Tom se mordille la lèvre, comme toujours quand il est traversé par une émotion un peu forte et qu'il ne cherche pas son pendentif. Il n'a pas arrêté de l'après-midi. Il le fait fréquemment, même si je ne le remarque que maintenant. Je suis un peu déstabilisé de réaliser que je regarde souvent sa bouche.

Je tape dans mes mains pour me concentrer et le quitter des yeux.

— Bon, on est prêts. On peut y aller.

Tom capitule et jette un œil à sa montre. Ça aussi c'est un de ses tocs.
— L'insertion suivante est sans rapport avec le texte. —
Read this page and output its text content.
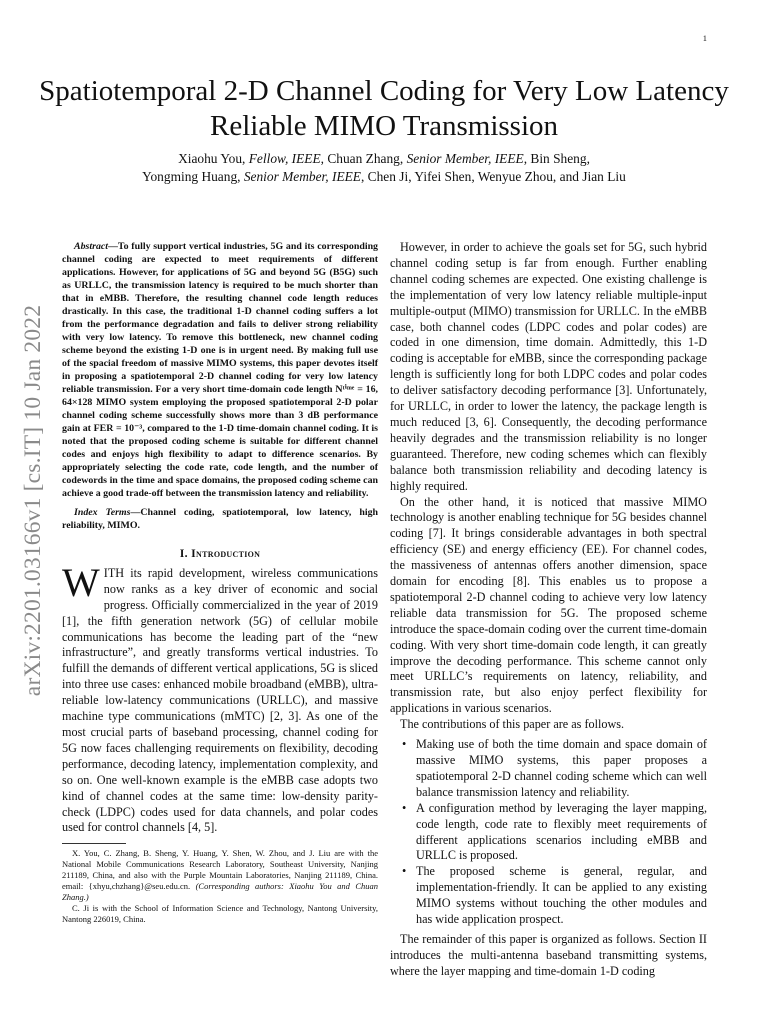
1
arXiv:2201.03166v1 [cs.IT] 10 Jan 2022
Spatiotemporal 2-D Channel Coding for Very Low Latency Reliable MIMO Transmission
Xiaohu You, Fellow, IEEE, Chuan Zhang, Senior Member, IEEE, Bin Sheng,
Yongming Huang, Senior Member, IEEE, Chen Ji, Yifei Shen, Wenyue Zhou, and Jian Liu

Abstract—To fully support vertical industries, 5G and its corresponding channel coding are expected to meet requirements of different applications. However, for applications of 5G and beyond 5G (B5G) such as URLLC, the transmission latency is required to be much shorter than that in eMBB. Therefore, the resulting channel code length reduces drastically. In this case, the traditional 1-D channel coding suffers a lot from the performance degradation and fails to deliver strong reliability with very low latency. To remove this bottleneck, new channel coding scheme beyond the existing 1-D one is in urgent need. By making full use of the spacial freedom of massive MIMO systems, this paper devotes itself in proposing a spatiotemporal 2-D channel coding for very low latency reliable transmission. For a very short time-domain code length Nᵗⁱᵐᵉ = 16, 64×128 MIMO system employing the proposed spatiotemporal 2-D polar channel coding scheme successfully shows more than 3 dB performance gain at FER = 10⁻³, compared to the 1-D time-domain channel coding. It is noted that the proposed coding scheme is suitable for different channel codes and enjoys high flexibility to adapt to difference scenarios. By appropriately selecting the code rate, code length, and the number of codewords in the time and space domains, the proposed coding scheme can achieve a good trade-off between the transmission latency and reliability.

Index Terms—Channel coding, spatiotemporal, low latency, high reliability, MIMO.

I. Introduction

WITH its rapid development, wireless communications now ranks as a key driver of economic and social progress. Officially commercialized in the year of 2019 [1], the fifth generation network (5G) of cellular mobile communications has become the leading part of the “new infrastructure”, and greatly transforms vertical industries. To fulfill the demands of different vertical applications, 5G is sliced into three use cases: enhanced mobile broadband (eMBB), ultra-reliable low-latency communications (URLLC), and massive machine type communications (mMTC) [2, 3]. As one of the most crucial parts of baseband processing, channel coding for 5G now faces challenging requirements on flexibility, decoding performance, decoding latency, implementation complexity, and so on. One well-known example is the eMBB case adopts two kind of channel codes at the same time: low-density parity-check (LDPC) codes used for data channels, and polar codes used for control channels [4, 5].

X. You, C. Zhang, B. Sheng, Y. Huang, Y. Shen, W. Zhou, and J. Liu are with the National Mobile Communications Research Laboratory, Southeast University, Nanjing 211189, China, and also with the Purple Mountain Laboratories, Nanjing 211189, China. email: {xhyu,chzhang}@seu.edu.cn. (Corresponding authors: Xiaohu You and Chuan Zhang.)

C. Ji is with the School of Information Science and Technology, Nantong University, Nantong 226019, China.

However, in order to achieve the goals set for 5G, such hybrid channel coding setup is far from enough. Further enabling channel coding schemes are expected. One existing challenge is the implementation of very low latency reliable multiple-input multiple-output (MIMO) transmission for URLLC. In the eMBB case, both channel codes (LDPC codes and polar codes) are coded in one dimension, time domain. Admittedly, this 1-D coding is acceptable for eMBB, since the corresponding package length is sufficiently long for both LDPC codes and polar codes to deliver satisfactory decoding performance [3]. Unfortunately, for URLLC, in order to lower the latency, the package length is much reduced [3, 6]. Consequently, the decoding performance heavily degrades and the transmission reliability is no longer guaranteed. Therefore, new coding schemes which can flexibly balance both transmission reliability and decoding latency is highly required.

On the other hand, it is noticed that massive MIMO technology is another enabling technique for 5G besides channel coding [7]. It brings considerable advantages in both spectral efficiency (SE) and energy efficiency (EE). For channel codes, the massiveness of antennas offers another dimension, space domain for encoding [8]. This enables us to propose a spatiotemporal 2-D channel coding to achieve very low latency reliable data transmission for 5G. The proposed scheme introduce the space-domain coding over the current time-domain coding. With very short time-domain code length, it can greatly improve the decoding performance. This scheme cannot only meet URLLC’s requirements on latency, reliability, and transmission rate, but also enjoy perfect flexibility for applications in various scenarios.

The contributions of this paper are as follows.

• Making use of both the time domain and space domain of massive MIMO systems, this paper proposes a spatiotemporal 2-D channel coding scheme which can well balance transmission latency and reliability.
• A configuration method by leveraging the layer mapping, code length, code rate to flexibly meet requirements of different applications scenarios including eMBB and URLLC is proposed.
• The proposed scheme is general, regular, and implementation-friendly. It can be applied to any existing MIMO systems without touching the other modules and has wide application prospect.

The remainder of this paper is organized as follows. Section II introduces the multi-antenna baseband transmitting systems, where the layer mapping and time-domain 1-D coding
J'espère vraiment qu'il n'y aura aucun souci et qu'il ressortira de là-bas. Même si ce n'est pas mon cas. J'ai enfin fait la paix avec cette possibilité. La mort ne doit pas être si terrible.
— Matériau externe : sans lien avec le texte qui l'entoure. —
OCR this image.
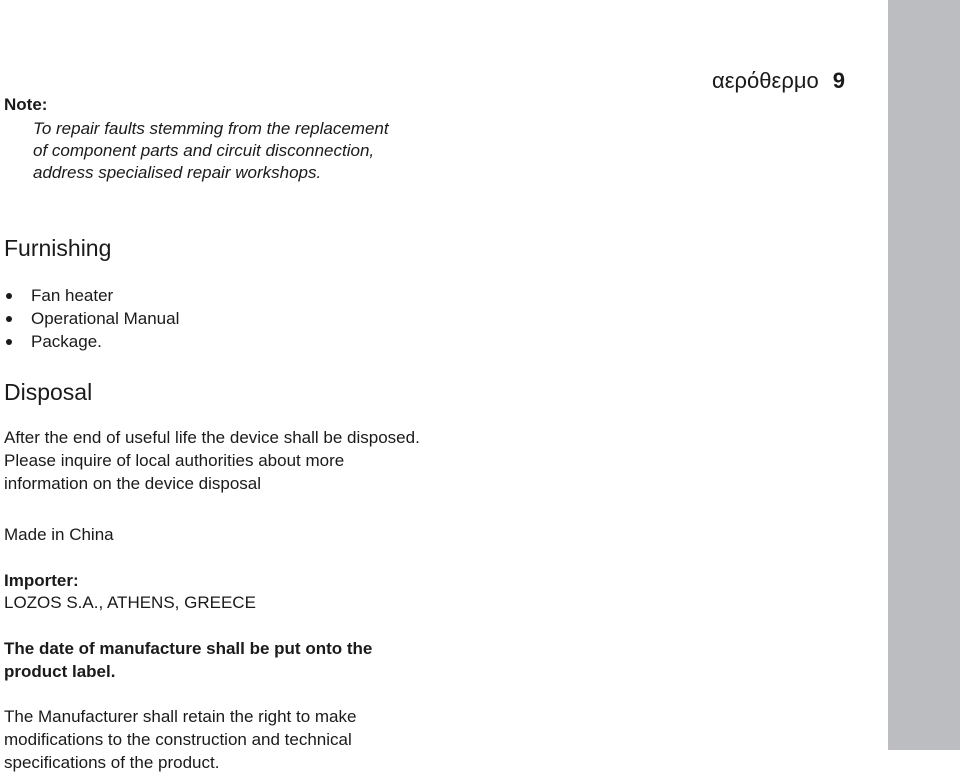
αερόθερμο 9

Note:

To repair faults stemming from the replacement of component parts and circuit disconnection, address specialised repair workshops.

Furnishing
Fan heater
Operational Manual
Package.
Disposal

After the end of useful life the device shall be disposed. Please inquire of local authorities about more information on the device disposal

Made in China

Importer:

LOZOS S.A., ATHENS, GREECE

The date of manufacture shall be put onto the product label.

The Manufacturer shall retain the right to make modifications to the construction and technical specifications of the product.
Nous nous mettons en branle dans un silence déterminé et un peu angoissé.

Il y a du monde dans les rues, bien avant que nous soyons aux abords de la boîte. Tout en restant vigilant et sans avoir l'air d'être dans mon état normal, j'avance vers les portes. Il y a la queue à cette heure, c'était le but.

Tom demeure impassible, sa peur ne se devine presque pas. Il se mord un peu la lèvre, mais j'ai l'impression qu'il lutte contre cette manie, car je vois seulement sa mâchoire bouger. Son attitude peut passer pour un mec en manque à qui il tarde de rentrer dans l'établissement.
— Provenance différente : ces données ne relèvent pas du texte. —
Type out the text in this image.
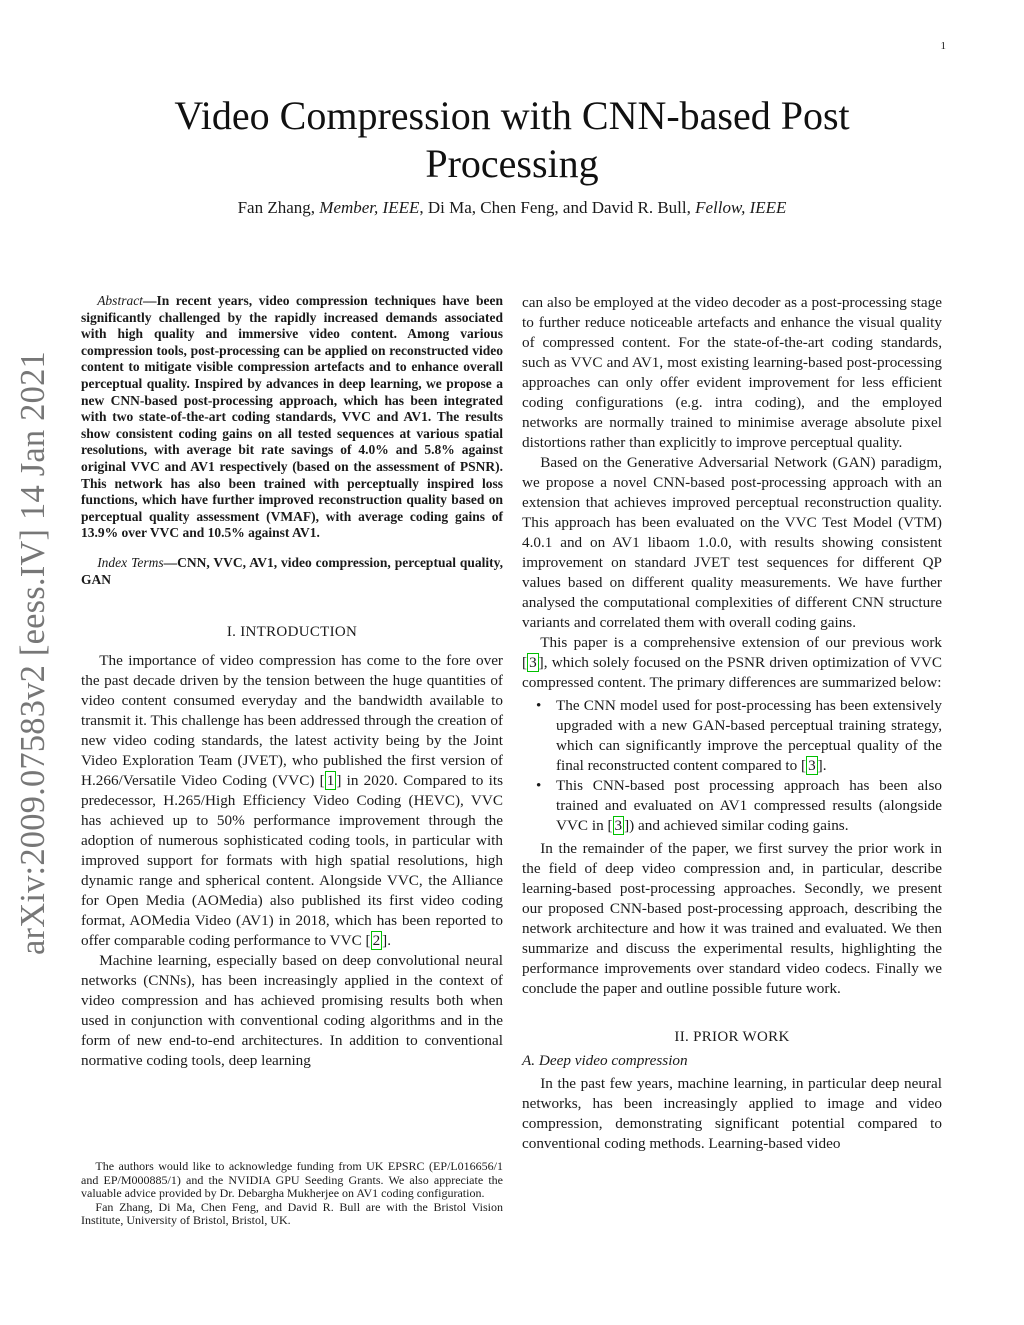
1
arXiv:2009.07583v2 [eess.IV] 14 Jan 2021
Video Compression with CNN-based Post Processing
Fan Zhang, Member, IEEE, Di Ma, Chen Feng, and David R. Bull, Fellow, IEEE

Abstract—In recent years, video compression techniques have been significantly challenged by the rapidly increased demands associated with high quality and immersive video content. Among various compression tools, post-processing can be applied on reconstructed video content to mitigate visible compression artefacts and to enhance overall perceptual quality. Inspired by advances in deep learning, we propose a new CNN-based post-processing approach, which has been integrated with two state-of-the-art coding standards, VVC and AV1. The results show consistent coding gains on all tested sequences at various spatial resolutions, with average bit rate savings of 4.0% and 5.8% against original VVC and AV1 respectively (based on the assessment of PSNR). This network has also been trained with perceptually inspired loss functions, which have further improved reconstruction quality based on perceptual quality assessment (VMAF), with average coding gains of 13.9% over VVC and 10.5% against AV1.

Index Terms—CNN, VVC, AV1, video compression, perceptual quality, GAN

I. INTRODUCTION

The importance of video compression has come to the fore over the past decade driven by the tension between the huge quantities of video content consumed everyday and the bandwidth available to transmit it. This challenge has been addressed through the creation of new video coding standards, the latest activity being by the Joint Video Exploration Team (JVET), who published the first version of H.266/Versatile Video Coding (VVC) [ 1 ] in 2020. Compared to its predecessor, H.265/High Efficiency Video Coding (HEVC), VVC has achieved up to 50% performance improvement through the adoption of numerous sophisticated coding tools, in particular with improved support for formats with high spatial resolutions, high dynamic range and spherical content. Alongside VVC, the Alliance for Open Media (AOMedia) also published its first video coding format, AOMedia Video (AV1) in 2018, which has been reported to offer comparable coding performance to VVC [ 2 ].

Machine learning, especially based on deep convolutional neural networks (CNNs), has been increasingly applied in the context of video compression and has achieved promising results both when used in conjunction with conventional coding algorithms and in the form of new end-to-end architectures. In addition to conventional normative coding tools, deep learning

The authors would like to acknowledge funding from UK EPSRC (EP/L016656/1 and EP/M000885/1) and the NVIDIA GPU Seeding Grants. We also appreciate the valuable advice provided by Dr. Debargha Mukherjee on AV1 coding configuration.

Fan Zhang, Di Ma, Chen Feng, and David R. Bull are with the Bristol Vision Institute, University of Bristol, Bristol, UK.

can also be employed at the video decoder as a post-processing stage to further reduce noticeable artefacts and enhance the visual quality of compressed content. For the state-of-the-art coding standards, such as VVC and AV1, most existing learning-based post-processing approaches can only offer evident improvement for less efficient coding configurations (e.g. intra coding), and the employed networks are normally trained to minimise average absolute pixel distortions rather than explicitly to improve perceptual quality.

Based on the Generative Adversarial Network (GAN) paradigm, we propose a novel CNN-based post-processing approach with an extension that achieves improved perceptual reconstruction quality. This approach has been evaluated on the VVC Test Model (VTM) 4.0.1 and on AV1 libaom 1.0.0, with results showing consistent improvement on standard JVET test sequences for different QP values based on different quality measurements. We have further analysed the computational complexities of different CNN structure variants and correlated them with overall coding gains.

This paper is a comprehensive extension of our previous work [ 3 ], which solely focused on the PSNR driven optimization of VVC compressed content. The primary differences are summarized below:

• The CNN model used for post-processing has been extensively upgraded with a new GAN-based perceptual training strategy, which can significantly improve the perceptual quality of the final reconstructed content compared to [ 3 ].
• This CNN-based post processing approach has been also trained and evaluated on AV1 compressed results (alongside VVC in [ 3 ]) and achieved similar coding gains.

In the remainder of the paper, we first survey the prior work in the field of deep video compression and, in particular, describe learning-based post-processing approaches. Secondly, we present our proposed CNN-based post-processing approach, describing the network architecture and how it was trained and evaluated. We then summarize and discuss the experimental results, highlighting the performance improvements over standard video codecs. Finally we conclude the paper and outline possible future work.

II. PRIOR WORK
A. Deep video compression

In the past few years, machine learning, in particular deep neural networks, has been increasingly applied to image and video compression, demonstrating significant potential compared to conventional coding methods. Learning-based video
Notre tour arrive enfin. Les deux types à l'entrée nous détaillent et nous demandent de retirer nos hauts. Nous obéissons et sans attendre ils nous laissent entrer.

Le sol vibre sous les pulsations du son qui est craché sans parcimonie au sous-sol. En rythme nous nous approchons du comptoir et commandons à boire. Le temps de repérer un peu les lieux.

Jun est là. Il suce un type dans un coin. Il a dû se débrouiller pour ne pas avoir à sortir et ne rien rater. Pour lui laisser l'occasion de venir à nous s'il a quelque chose à nous dire, Tom et moi discutons de tout et de rien en buvant notre verre. Quand Jun a fini, il nous ignore. C'est que rien d'inhabituel n'a eu lieu. Donc nous continuons notre plan et nous nous rendons au sous-sol.

Le passage est vraiment étroit. Si le chef est en bas, comme c'est supposé être le cas, ressortir va être compliqué. Mais il m'est impossible de reculer. Des personnes arpentent le couloir en sens inverse et se croiser est difficile. J'ai la poitrine légèrement oppressée à l'idée de rester coincé dans cet espace réduit. Cependant, je me ressaisis et finis par pénétrer sur la piste.

La musique est assourdissante. Mon cœur et mes poumons semblent vibrer et mes oreilles me font souffrir. La pièce est dans la pénombre, seuls quelques néons de lumière noire éclairent l'espace. La peau des gens est d'un mat bleutée alors que leurs dents et leurs yeux luisent. Les éclats de certains tatouages se devinent sur les corps moites. L'odeur de transpiration ne semble déranger personne, pas même les gens qui baisent sur les bords de la piste sur les tables ou les banquettes.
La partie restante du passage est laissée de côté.